ATLAS contributed critically to the discovery of a Higgs-like boson in 2012, producing measurements of its mass, spin-parity, and coupling strengths in channels including H→γγ, H→ZZ→4l, and H→WW. The collaboration has reported precision measurements of electroweak processes such as W boson and Z boson production, top-quark properties in analyses complementing Tevatron results, and constraints on beyond-Standard-Model scenarios including supersymmetry, extra dimensions, and dark matter simplified models tested alongside astrophysical searches at CERN Axion Solar Telescope and experiments like XENONnT and LUX-ZEPLIN. ATLAS results feed global fits performed by collaborations including Global Electroweak Fit groups and inform theoretical work at institutions such as Perimeter Institute and Institut de Physique Théorique.

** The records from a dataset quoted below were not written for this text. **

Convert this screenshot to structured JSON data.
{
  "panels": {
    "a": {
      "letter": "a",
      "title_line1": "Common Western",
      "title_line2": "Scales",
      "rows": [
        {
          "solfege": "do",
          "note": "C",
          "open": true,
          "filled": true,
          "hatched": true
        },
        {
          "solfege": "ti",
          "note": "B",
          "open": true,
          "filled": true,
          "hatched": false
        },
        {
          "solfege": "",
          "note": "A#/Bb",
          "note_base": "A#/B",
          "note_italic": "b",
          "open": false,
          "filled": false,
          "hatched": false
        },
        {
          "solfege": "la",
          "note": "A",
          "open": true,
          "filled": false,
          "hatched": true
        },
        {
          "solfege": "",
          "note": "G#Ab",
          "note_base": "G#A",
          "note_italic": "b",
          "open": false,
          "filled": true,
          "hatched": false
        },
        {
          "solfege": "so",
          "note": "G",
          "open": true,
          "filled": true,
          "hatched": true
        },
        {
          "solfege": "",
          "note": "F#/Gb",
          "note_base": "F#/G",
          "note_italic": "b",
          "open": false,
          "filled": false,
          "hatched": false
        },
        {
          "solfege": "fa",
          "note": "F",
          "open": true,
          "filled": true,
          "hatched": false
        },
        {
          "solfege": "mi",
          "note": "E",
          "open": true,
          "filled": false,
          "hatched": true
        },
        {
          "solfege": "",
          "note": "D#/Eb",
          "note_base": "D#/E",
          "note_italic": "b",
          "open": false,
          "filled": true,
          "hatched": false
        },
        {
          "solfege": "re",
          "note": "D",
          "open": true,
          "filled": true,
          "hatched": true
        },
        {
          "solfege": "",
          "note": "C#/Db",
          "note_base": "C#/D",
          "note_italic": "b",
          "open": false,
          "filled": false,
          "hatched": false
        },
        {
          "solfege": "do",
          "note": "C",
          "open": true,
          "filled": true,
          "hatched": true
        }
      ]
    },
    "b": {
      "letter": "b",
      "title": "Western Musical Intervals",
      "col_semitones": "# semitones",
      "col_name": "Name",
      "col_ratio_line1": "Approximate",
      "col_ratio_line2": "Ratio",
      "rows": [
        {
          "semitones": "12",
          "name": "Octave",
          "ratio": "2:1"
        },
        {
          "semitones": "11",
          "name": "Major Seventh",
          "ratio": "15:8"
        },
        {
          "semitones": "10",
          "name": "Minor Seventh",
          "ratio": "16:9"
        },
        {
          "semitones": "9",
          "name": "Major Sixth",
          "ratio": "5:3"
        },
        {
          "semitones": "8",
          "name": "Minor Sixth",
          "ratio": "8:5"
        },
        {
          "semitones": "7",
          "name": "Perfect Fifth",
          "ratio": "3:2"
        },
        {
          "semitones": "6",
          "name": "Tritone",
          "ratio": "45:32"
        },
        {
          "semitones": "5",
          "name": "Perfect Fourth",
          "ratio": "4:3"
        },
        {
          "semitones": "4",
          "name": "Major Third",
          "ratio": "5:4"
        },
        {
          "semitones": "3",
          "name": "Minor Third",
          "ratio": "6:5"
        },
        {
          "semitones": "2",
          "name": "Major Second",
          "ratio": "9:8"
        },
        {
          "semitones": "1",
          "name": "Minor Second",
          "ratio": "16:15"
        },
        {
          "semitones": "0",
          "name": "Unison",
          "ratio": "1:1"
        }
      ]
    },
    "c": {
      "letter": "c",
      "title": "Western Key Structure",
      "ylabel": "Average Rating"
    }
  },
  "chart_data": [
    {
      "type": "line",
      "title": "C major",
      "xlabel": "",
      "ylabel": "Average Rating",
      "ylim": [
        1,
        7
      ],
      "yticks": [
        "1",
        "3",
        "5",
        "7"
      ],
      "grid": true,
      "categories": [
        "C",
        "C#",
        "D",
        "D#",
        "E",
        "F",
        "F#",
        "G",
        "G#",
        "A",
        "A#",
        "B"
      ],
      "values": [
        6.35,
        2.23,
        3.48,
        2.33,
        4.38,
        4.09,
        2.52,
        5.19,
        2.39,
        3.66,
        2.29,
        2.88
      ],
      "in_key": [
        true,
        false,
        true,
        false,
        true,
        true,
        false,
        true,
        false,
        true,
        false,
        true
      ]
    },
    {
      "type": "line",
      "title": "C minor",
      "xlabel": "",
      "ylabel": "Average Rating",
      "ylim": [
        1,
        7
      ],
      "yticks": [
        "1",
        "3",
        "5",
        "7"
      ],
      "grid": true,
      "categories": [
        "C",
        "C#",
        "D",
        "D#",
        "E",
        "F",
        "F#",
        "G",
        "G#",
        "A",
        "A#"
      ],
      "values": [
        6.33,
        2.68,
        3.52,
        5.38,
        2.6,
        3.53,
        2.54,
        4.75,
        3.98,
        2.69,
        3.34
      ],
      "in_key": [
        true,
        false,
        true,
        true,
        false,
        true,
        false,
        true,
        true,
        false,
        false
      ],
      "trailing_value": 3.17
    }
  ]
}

Data handling uses tiered models pioneered by the Worldwide LHC Computing Grid with Tier-0 processing at CERN, Tier-1 centers at national labs like Rutherford Appleton Laboratory, Centre de Calcul de l'IN2P3, and Tier-2 university clusters. Software stacks include frameworks developed with contributions from ROOT (software), GEANT4, and collaborative toolkits maintained jointly with HEP Software Foundation. Data preservation, open data releases, and analysis preservation align with policies from bodies such as the European Open Science Cloud and initiatives like INSPIRE-HEP.

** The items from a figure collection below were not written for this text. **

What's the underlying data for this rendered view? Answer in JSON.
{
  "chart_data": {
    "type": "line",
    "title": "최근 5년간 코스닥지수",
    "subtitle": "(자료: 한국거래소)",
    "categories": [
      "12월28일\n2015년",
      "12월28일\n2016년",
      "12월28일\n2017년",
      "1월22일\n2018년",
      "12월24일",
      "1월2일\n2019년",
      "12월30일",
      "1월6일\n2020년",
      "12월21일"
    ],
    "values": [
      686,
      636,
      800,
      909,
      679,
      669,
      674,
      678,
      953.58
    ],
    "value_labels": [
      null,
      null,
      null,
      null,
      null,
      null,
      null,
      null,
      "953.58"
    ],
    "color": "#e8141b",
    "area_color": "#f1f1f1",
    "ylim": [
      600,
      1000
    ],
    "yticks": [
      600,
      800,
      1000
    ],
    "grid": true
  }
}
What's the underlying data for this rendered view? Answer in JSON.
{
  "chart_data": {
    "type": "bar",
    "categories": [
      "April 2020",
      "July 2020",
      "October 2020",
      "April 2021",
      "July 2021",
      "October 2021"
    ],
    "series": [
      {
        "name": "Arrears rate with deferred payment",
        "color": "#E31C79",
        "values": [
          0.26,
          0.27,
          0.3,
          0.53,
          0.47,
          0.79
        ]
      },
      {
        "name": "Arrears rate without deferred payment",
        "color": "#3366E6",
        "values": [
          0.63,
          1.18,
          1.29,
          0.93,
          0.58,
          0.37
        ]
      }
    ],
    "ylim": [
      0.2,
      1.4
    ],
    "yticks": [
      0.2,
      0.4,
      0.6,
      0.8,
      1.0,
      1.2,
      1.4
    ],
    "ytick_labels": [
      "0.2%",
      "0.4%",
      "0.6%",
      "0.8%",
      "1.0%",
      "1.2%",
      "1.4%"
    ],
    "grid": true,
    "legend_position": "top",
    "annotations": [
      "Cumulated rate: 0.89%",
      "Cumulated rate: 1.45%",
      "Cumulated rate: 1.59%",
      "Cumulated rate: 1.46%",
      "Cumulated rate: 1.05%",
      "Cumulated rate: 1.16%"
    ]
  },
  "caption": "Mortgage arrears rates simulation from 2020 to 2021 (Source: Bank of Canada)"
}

The collaboration engages public audiences through exhibitions at the CERN Science Gateway, outreach with museums like the Science Museum, London and Deutsches Museum, and educational programs linked to university outreach offices and summer student programs similar to those at CERN Summer Student Programme. Funding and oversight come from national funding agencies such as NSF, NWO, CNRS, DFG, and ministries of science coordinating contributions to detector upgrades and operations. Collaborative awards and recognition involve ties to prizes such as the Breakthrough Prize and the Nobel Prize in Physics community discussions.